Mortgage Daily

Published On: October 12, 2017

Interest rates on residential loans turned higher this past week. The escalation came despite severe deterioration in monthly employment statistics.

Freddie Mac reported in its Primary Mortgage Market Survey for the week ended Oct. 12 that fixed interest rates on 30-year mortgages averaged 3.91 percent.

Long-term mortgage rates
jumped 6 basis points from the preceding seven-day period. The year-over-year increase was more severe at 44 BPS.

The ascension came as
a sharp reversal reported in monthly job growth by the Bureau of Labor Statistics was apparently anticipated in light of the recent hurricanes.

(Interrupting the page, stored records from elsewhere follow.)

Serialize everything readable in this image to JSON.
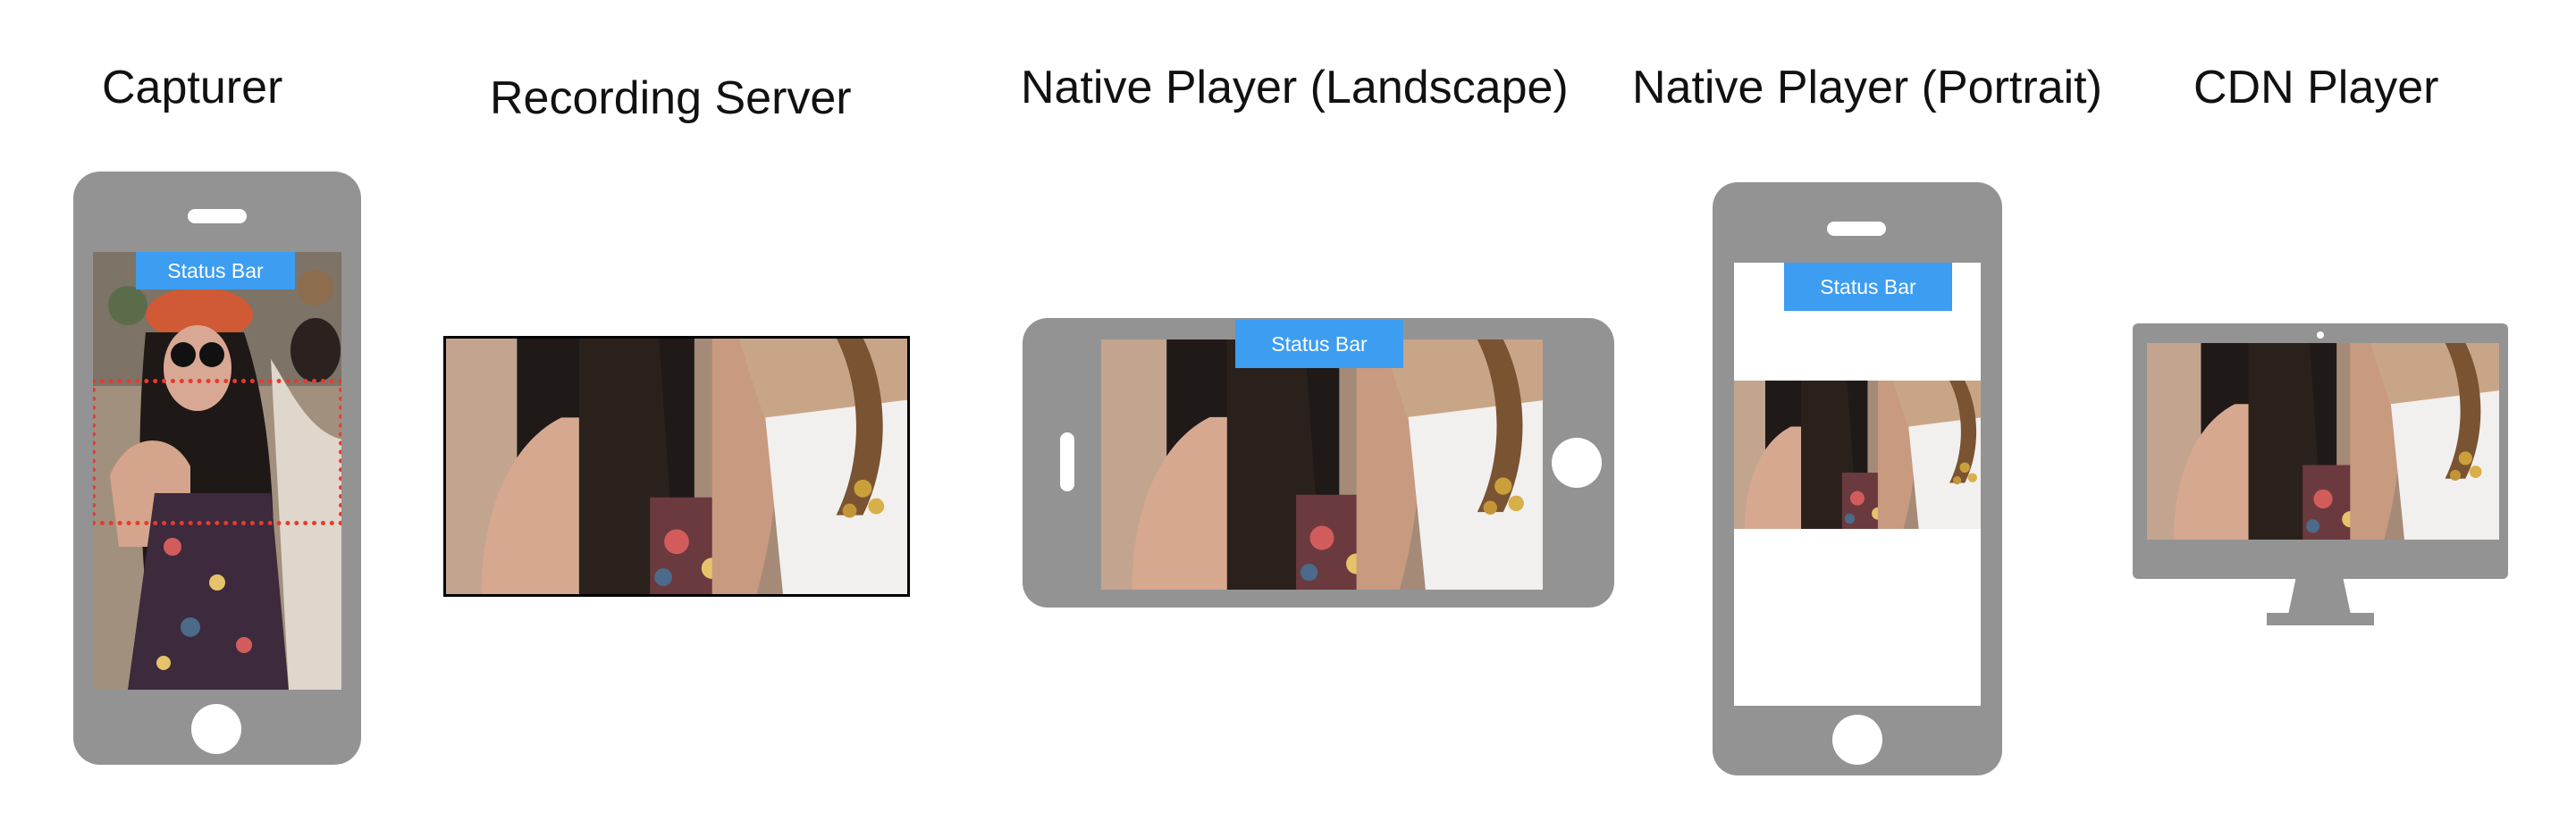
{
  "titles": {
    "capturer": "Capturer",
    "recording_server": "Recording Server",
    "native_landscape": "Native Player (Landscape)",
    "native_portrait": "Native Player (Portrait)",
    "cdn_player": "CDN Player"
  },
  "status_bar_label": "Status Bar",
  "colors": {
    "device_gray": "#939393",
    "status_bar_blue": "#3d9df1",
    "crop_outline_red": "#e83a2f"
  },
  "icons": {
    "home_button": "home-button-icon",
    "speaker_slot": "speaker-slot-icon",
    "webcam_dot": "webcam-icon"
  }
}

An alert from MBSQuoteline’s Joe Farr indicates prices on mortgage-backed securities have moved higher since Freddie conducted its survey, suggesting that mortgage rates have moved lower.

A Mortgage Daily analysis of Treasury market activity suggests mortgage rates likely won’t be much different in Freddie’s next survey, possibly a couple BPS lower.

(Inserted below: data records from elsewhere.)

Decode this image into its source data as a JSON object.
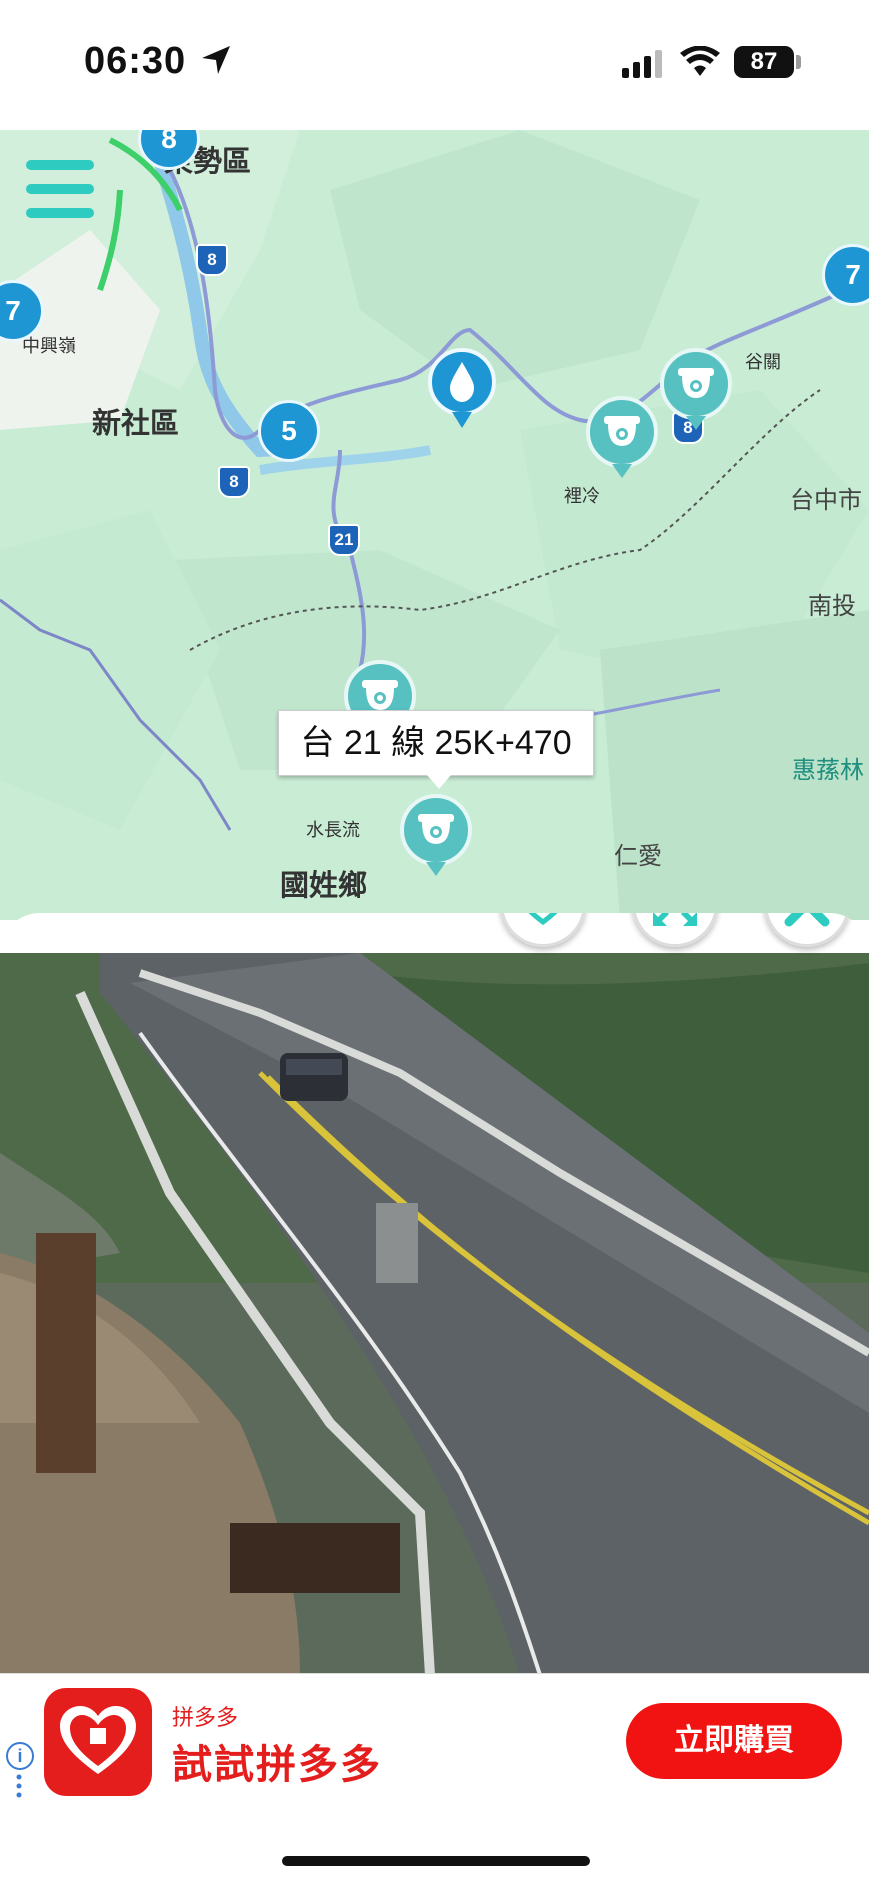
{
  "status_bar": {
    "time": "06:30",
    "battery": "87",
    "location_icon": "location-arrow-icon",
    "signal_icon": "cellular-signal-icon",
    "wifi_icon": "wifi-icon"
  },
  "map": {
    "labels": {
      "dongshi": "東勢區",
      "xinshe": "新社區",
      "zhongxingling": "中興嶺",
      "guguan": "谷關",
      "lileng": "裡冷",
      "taichung_city": "台中市",
      "nantou": "南投",
      "huisun": "惠蓀林",
      "shuichangliu": "水長流",
      "guoxing": "國姓鄉",
      "renai": "仁愛",
      "road_21_label": "台中市",
      "south_label": "南"
    },
    "clusters": {
      "c1": "8",
      "c2": "7",
      "c3": "5",
      "c4": "7"
    },
    "shields": {
      "s1": "8",
      "s2": "8",
      "s3": "21",
      "s4": "8"
    },
    "tooltip": "台 21 線 25K+470",
    "menu_icon": "menu-icon",
    "water_icon": "water-drop-icon",
    "camera_icon": "cctv-camera-icon"
  },
  "camera_panel": {
    "favorite_icon": "heart-icon",
    "fullscreen_icon": "expand-icon",
    "close_icon": "close-icon"
  },
  "ad": {
    "brand": "拼多多",
    "title": "試試拼多多",
    "cta": "立即購買",
    "info": "i"
  },
  "colors": {
    "accent": "#2ecbc1",
    "cluster": "#1d96d3",
    "ad_red": "#e41d1d"
  }
}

Sixty-two percent of panelists surveyed by Bankrate.com for the week Oct. 11 to Oct. 18 predicted rates won’t move more than 2 BPS over the next week. A decline was projected by 23 percent, and just 15 percent expected an increase.

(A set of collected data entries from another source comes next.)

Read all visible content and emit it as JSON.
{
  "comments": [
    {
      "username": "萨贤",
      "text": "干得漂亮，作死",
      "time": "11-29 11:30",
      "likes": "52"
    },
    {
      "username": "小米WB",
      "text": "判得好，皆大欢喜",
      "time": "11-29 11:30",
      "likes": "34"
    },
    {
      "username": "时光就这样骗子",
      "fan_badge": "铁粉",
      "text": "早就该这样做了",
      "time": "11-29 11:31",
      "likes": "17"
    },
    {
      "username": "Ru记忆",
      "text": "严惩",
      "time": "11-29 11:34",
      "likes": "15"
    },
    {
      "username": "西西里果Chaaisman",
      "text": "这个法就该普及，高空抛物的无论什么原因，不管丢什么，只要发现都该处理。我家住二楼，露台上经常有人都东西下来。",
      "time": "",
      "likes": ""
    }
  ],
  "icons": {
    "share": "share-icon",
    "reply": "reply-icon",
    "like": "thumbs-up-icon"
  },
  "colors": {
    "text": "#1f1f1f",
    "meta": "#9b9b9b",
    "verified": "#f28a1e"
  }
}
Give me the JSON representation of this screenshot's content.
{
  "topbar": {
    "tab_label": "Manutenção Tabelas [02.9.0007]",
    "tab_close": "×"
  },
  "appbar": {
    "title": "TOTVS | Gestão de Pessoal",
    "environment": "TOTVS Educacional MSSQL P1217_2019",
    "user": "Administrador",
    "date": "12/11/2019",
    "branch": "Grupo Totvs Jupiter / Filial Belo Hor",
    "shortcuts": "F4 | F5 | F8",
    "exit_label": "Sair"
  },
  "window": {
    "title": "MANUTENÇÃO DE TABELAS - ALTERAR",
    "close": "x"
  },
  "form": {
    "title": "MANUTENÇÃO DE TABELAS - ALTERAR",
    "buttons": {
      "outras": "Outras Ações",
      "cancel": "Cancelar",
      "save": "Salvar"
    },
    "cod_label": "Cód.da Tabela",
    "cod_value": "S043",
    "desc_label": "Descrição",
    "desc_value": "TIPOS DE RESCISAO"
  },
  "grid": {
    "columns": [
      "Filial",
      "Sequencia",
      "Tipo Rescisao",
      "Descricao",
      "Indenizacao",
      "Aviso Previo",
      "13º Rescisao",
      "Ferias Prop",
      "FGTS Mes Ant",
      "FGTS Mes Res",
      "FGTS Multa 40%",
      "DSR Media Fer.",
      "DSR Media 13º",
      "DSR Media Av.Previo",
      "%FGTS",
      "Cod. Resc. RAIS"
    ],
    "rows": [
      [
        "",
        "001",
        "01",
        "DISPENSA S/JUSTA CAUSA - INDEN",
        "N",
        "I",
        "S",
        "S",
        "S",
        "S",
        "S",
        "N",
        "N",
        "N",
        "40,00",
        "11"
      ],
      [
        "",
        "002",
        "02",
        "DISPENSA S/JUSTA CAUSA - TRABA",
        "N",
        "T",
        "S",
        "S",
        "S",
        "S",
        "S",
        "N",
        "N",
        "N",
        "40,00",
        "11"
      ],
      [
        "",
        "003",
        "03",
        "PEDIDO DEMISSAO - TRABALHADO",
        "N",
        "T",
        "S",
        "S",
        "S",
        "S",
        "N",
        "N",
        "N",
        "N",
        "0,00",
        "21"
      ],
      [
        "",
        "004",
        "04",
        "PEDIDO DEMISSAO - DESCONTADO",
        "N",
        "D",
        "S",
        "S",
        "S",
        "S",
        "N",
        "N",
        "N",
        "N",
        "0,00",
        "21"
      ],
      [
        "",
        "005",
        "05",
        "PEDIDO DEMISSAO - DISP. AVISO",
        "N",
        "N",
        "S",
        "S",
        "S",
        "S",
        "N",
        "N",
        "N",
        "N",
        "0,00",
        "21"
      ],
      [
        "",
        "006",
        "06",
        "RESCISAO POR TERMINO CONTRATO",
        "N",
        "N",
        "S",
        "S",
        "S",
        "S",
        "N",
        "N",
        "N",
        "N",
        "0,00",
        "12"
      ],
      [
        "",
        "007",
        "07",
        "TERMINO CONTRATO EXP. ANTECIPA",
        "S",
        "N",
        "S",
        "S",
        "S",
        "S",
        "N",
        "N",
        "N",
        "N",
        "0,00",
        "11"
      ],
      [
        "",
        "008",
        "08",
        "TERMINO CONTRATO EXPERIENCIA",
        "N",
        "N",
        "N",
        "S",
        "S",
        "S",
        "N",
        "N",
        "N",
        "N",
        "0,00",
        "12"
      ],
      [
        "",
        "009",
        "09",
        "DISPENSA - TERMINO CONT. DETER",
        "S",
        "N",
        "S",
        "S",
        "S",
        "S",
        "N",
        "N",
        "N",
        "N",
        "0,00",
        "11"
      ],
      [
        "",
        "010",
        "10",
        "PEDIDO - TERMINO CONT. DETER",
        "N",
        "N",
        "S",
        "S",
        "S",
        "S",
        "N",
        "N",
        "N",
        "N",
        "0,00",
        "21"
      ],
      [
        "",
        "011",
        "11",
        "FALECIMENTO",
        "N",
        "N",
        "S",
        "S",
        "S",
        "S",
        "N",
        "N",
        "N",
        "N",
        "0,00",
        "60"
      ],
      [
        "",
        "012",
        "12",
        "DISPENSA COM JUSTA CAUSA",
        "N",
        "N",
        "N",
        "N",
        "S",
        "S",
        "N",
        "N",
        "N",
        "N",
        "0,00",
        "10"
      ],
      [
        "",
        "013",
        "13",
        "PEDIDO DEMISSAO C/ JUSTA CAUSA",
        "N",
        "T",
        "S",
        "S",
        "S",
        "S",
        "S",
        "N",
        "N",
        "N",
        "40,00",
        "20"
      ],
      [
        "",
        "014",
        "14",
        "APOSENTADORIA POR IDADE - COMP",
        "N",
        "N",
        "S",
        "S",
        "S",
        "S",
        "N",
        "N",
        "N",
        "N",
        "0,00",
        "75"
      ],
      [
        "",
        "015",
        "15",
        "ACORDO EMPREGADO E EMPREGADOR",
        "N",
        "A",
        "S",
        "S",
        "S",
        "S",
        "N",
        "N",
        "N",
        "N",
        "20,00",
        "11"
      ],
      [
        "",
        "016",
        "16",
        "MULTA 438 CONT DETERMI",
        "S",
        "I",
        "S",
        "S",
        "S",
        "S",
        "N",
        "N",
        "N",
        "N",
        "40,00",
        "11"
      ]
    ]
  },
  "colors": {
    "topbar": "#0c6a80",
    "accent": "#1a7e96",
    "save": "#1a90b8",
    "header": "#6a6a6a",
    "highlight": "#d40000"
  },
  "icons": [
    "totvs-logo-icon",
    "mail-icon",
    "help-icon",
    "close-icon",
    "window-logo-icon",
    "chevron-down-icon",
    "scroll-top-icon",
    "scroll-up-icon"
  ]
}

Interest rates on jumbo mortgages were 12 BPS higher than conforming rates in the U.S. Mortgage Market Index report from Mortgage Daily and OpenClose for the week ended Oct. 6. Jumbo rates were 14 BPS higher than conforming rates in the prior week.

Fifteen-year fixed rates averaged 3.21 percent in today’s report from Freddie. Like the 30 year, the 15 year moved up 6 BPS compared to the previous survey. That left the spread between 15- and 30-year rates at 70 BPS.

A 2-basis-point decline left five-year, Treasury-indexed, hybrid adjustable-rate mortgages averaging 3.16 percent in Freddie Mac’s latest report.

Hybrid borrowers will be facing upward pressure on their rates based on the one-year Treasury note yield, which was reported by the Department of the Treasury at 1.41 percent, 6 BPS worse than
the preceding Thursday.

At 1.52 percent, the six-month London Interbank Offered Rate as of Wednesday was the same as seven days sooner, according to Bankrate.com.

The latest Mortgage Market Index report had ARM share at 9.7 percent, thinning considerably from 16.1 percent in the preceding report.